The Australian embassy in Beijing is trying to locate Sydney Falun Gong 
practitioner Nancy Chen, who disappeared in the city of Yibin, Sichuan province, 
last Wednesday. 
A spokesman said the embassy was concerned for Ms Chen's safety and was in touch 
with the Chinese authorities to try to establish her whereabouts and contact 
her. 
Her husband, Herbert Lu, said in Sydney he had received a phone call early 
yesterday from Yibin saying the Public Security Bureau had detained his wife 
because she was a Falun Gong practitioner. He said Ms Chen had been held in 
Beijing for 24 days in 1999 or 2000 before being deported. He thought his wife 
was on a Chinese government blacklist and might have been involved in a protest 
in Tiananmen Square but could not remember the details. 
He said she had flown to the Sichuan capital Chengdu about January 17 with her 
six-year-old daughter after a few days in Hong Kong with friends. She had 
planned to stay with her parents in nearby Yibin. 
It is understood Ms Chen entered the US consulate office in Chengdu early on 
Wednesday morning seeking help. She stayed at the consulate until the early 
evening, as consular officers notified the Australian embassy and tried to make 
arrangements for her family or friends to collect her. Eventually a consular 
officer took her to a nearby hotel where she met a family friend. 

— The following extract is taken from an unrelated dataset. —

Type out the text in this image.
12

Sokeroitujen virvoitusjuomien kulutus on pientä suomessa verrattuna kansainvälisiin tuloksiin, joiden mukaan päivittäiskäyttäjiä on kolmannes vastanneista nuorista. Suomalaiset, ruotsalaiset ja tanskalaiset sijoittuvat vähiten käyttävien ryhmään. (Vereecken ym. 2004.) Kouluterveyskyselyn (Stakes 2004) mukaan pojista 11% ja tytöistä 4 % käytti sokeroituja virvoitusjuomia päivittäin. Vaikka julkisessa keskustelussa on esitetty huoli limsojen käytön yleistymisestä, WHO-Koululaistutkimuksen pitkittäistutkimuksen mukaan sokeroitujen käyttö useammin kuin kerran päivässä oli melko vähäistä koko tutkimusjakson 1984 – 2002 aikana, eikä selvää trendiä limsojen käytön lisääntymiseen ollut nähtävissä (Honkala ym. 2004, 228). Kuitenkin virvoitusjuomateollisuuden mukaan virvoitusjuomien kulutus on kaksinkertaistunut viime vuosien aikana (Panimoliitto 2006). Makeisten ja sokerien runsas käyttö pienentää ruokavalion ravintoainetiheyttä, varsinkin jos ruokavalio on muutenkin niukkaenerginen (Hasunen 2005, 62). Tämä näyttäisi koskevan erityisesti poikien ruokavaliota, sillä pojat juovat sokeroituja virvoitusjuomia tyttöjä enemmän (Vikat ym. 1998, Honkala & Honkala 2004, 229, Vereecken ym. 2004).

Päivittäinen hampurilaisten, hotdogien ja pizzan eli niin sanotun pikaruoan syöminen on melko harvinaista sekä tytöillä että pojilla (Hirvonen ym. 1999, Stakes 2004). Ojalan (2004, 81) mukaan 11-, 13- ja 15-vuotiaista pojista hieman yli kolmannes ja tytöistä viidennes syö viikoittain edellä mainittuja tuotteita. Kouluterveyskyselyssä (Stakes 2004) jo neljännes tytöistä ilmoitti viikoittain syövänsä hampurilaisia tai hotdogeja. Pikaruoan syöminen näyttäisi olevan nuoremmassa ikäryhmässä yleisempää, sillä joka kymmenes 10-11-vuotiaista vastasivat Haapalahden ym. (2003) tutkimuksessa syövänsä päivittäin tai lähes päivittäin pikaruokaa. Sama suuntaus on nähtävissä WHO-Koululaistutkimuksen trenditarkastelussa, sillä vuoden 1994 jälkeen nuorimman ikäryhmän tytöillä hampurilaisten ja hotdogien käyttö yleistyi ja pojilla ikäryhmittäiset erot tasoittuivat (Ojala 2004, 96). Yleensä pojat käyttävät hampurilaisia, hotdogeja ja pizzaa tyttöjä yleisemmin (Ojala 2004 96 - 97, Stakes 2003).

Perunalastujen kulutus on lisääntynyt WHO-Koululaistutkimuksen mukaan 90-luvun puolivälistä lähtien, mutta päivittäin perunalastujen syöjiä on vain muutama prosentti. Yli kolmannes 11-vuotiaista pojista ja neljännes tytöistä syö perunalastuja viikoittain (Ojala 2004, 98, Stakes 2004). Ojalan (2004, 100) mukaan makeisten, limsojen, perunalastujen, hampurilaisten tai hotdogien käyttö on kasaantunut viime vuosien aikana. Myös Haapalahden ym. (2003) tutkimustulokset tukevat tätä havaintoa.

What happened next is not clear. Mr Lu said Ms Chen had phoned her mother, 
saying she had been kidnapped. She asked her mother to tell her husband to ask 
the Australian Government to "save me". 
An officer at the Chengdu Public Security Bureau Falun Gong division would not 
discuss the case over the telephone. 
Falun Gong practitioners from Australia and other countries have frequently been 
detained in mainland China in recent years before being deported. They have 
complained of brutal treatment and beatings by police.